Numerous teams are building agentic products, and there are quite a few interesting use cases within web3. For instance, Dawn Wallet is one of the first to implement an AI copilot directly into a wallet to help with basics like sending, swapping, and bridging. Payments are another big one. For example, Skyfire recently launched a platform to enable agents to do p2p transactions autonomously.

AI agents within DeFi are being utilized to automate trading tasks. One example is Autonolas, which has enabled community-owned AI agents that mimic trading strategies based on historical data. Another is Omo, an asset management protocol (on Oasis Sapphire) that has enabled automated yield position management and cross-chain transactions via agents.

Outside the trading paradigm, agents are being involved in collaborative art projects. Botto is doing this by using machine intelligence to generate digital art by incorporating input from the community, allowing for a blend of creativity and collective decision-making. Finally, some are applying modern machine learning to the problem of security. So far, this has mostly taken the form of reinforcement learning that finds vulnerabilities in smart contracts. 

Apart from Skyfire, these are just a few of the more crypto-oriented use cases. To serve the broader potential, Fetch.ai has created a decentralized platform and framework for building, deploying, and monetizing applications using agents. These agents are geared for more generalized things like shopping, email admin, travel booking, tax reporting, predictive maintenance, etc.

AI Agent Challenges 

As AI agents become increasingly active onchain, several challenges must be considered. 

Since agents need a private key to operate a wallet, key storage is a growing issue and often means someone is the custodian for the agent. In addition, agentic intelligence (even if not LLMs) comes from off-chain. Verifying this is another hurdle for adoption.

Solutions to these problems do exist. With the Oasis Network’s Confidential EVM and the Sapphire runtime, you can store agent private keys onchain and then build logic within a smart contract to retrieve keys and sign messages cross-chain. Oasis is also launching Runtime OFf-chain Logic or ROFL, a framework that extends EVMs to offchain components. This means you can run an agent workload offchain and verify the compute (confidentially) onchain.

As is true with most emerging technologies, agent builders face challenges around standardization.
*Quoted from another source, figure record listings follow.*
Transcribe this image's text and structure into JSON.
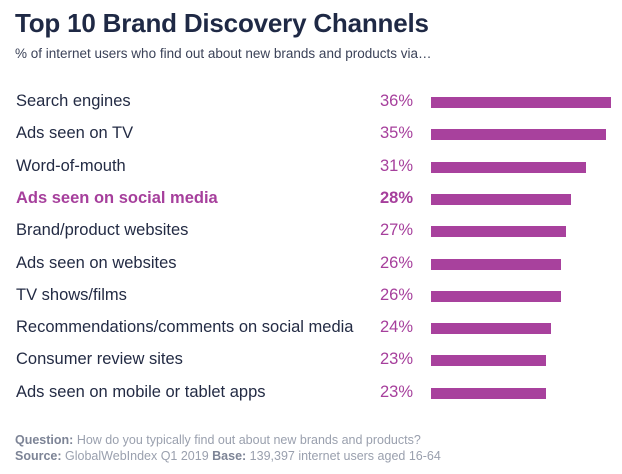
{
  "header": {
    "title": "Top 10 Brand Discovery Channels",
    "subtitle": "% of internet users who find out about new brands and products via…"
  },
  "footer": {
    "question_label": "Question:",
    "question_text": "How do you typically find out about new brands and products?",
    "source_label": "Source:",
    "source_text": "GlobalWebIndex Q1 2019",
    "base_label": "Base:",
    "base_text": "139,397 internet users aged 16-64"
  },
  "colors": {
    "accent": "#a8419d",
    "title": "#1f2945",
    "text": "#232b44",
    "footer": "#9aa0ae"
  },
  "chart_data": {
    "type": "bar",
    "orientation": "horizontal",
    "title": "Top 10 Brand Discovery Channels",
    "subtitle": "% of internet users who find out about new brands and products via…",
    "xlabel": "",
    "ylabel": "",
    "unit": "%",
    "xlim": [
      0,
      36
    ],
    "grid": false,
    "highlighted_category": "Ads seen on social media",
    "categories": [
      "Search engines",
      "Ads seen on TV",
      "Word-of-mouth",
      "Ads seen on social media",
      "Brand/product websites",
      "Ads seen on websites",
      "TV shows/films",
      "Recommendations/comments on social media",
      "Consumer review sites",
      "Ads seen on mobile or tablet apps"
    ],
    "values": [
      36,
      35,
      31,
      28,
      27,
      26,
      26,
      24,
      23,
      23
    ],
    "value_labels": [
      "36%",
      "35%",
      "31%",
      "28%",
      "27%",
      "26%",
      "26%",
      "24%",
      "23%",
      "23%"
    ]
  }
}
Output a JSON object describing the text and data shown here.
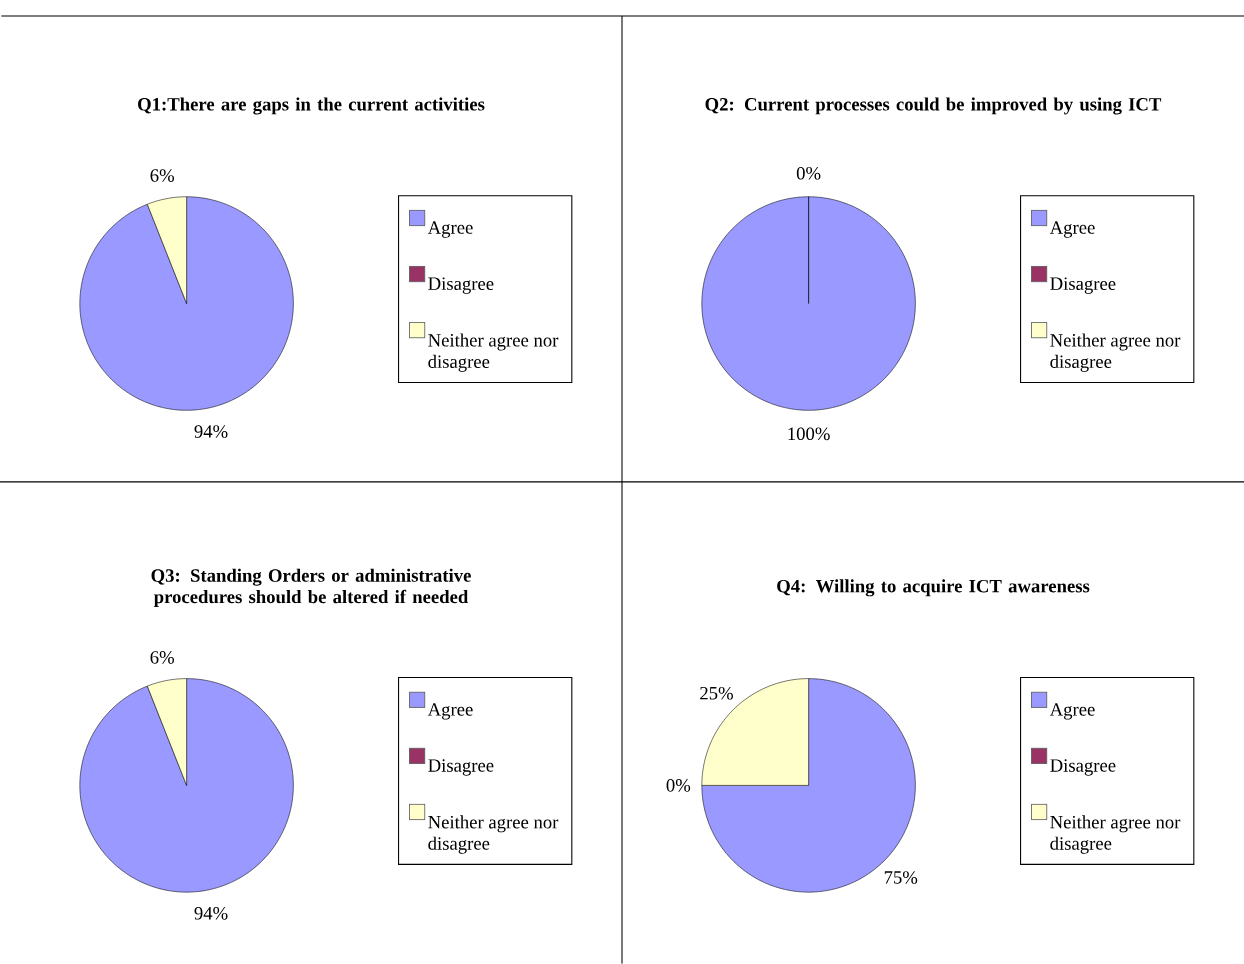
{
  "chart_data": [
    {
      "type": "pie",
      "title": "Q1:There are gaps in the current activities",
      "categories": [
        "Agree",
        "Disagree",
        "Neither agree nor disagree"
      ],
      "values": [
        94,
        0,
        6
      ],
      "colors": [
        "#9999ff",
        "#993366",
        "#ffffcc"
      ],
      "value_labels": [
        "94%",
        null,
        "6%"
      ],
      "legend": "right"
    },
    {
      "type": "pie",
      "title": "Q2: Current processes could be improved by using ICT",
      "categories": [
        "Agree",
        "Disagree",
        "Neither agree nor disagree"
      ],
      "values": [
        100,
        0,
        0
      ],
      "colors": [
        "#9999ff",
        "#993366",
        "#ffffcc"
      ],
      "value_labels": [
        "100%",
        "0%",
        null
      ],
      "legend": "right"
    },
    {
      "type": "pie",
      "title": "Q3: Standing Orders or administrative procedures should be altered if needed",
      "categories": [
        "Agree",
        "Disagree",
        "Neither agree nor disagree"
      ],
      "values": [
        94,
        0,
        6
      ],
      "colors": [
        "#9999ff",
        "#993366",
        "#ffffcc"
      ],
      "value_labels": [
        "94%",
        null,
        "6%"
      ],
      "legend": "right"
    },
    {
      "type": "pie",
      "title": "Q4: Willing to acquire ICT awareness",
      "categories": [
        "Agree",
        "Disagree",
        "Neither agree nor disagree"
      ],
      "values": [
        75,
        0,
        25
      ],
      "colors": [
        "#9999ff",
        "#993366",
        "#ffffcc"
      ],
      "value_labels": [
        "75%",
        "0%",
        "25%"
      ],
      "legend": "right"
    }
  ]
}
To maximize their potential, it will be crucial for agents to interface with various protocols, wallets, exchanges, and other agents, and for this to work, it will require unifying API inputs and outputs. Until that happens, developers will be stuck navigating and implementing 200 different services.

AI Agents Blockchain: Conclusion

User trust in ML ‘agent’ products in crypto is low today, and human-in-the-loop use cases still dominate. At the same time, we’re likely heading toward a future where blockchains are an anchor of trust for these agents. In the future, bots will be the primary users of these systems, transacting with little or no oversight.  

Trust will remain a sticking point, however, until the verifiability piece is solved. More testing will also be required.  It’ll be necessary to go through the iterative feedback loop of poor model performance and incremental progress. It’s worth remembering that the crypto x AI sector is nascent. And the agent space is even more nascent. That said, don’t underestimate the revolutionary potential of agents.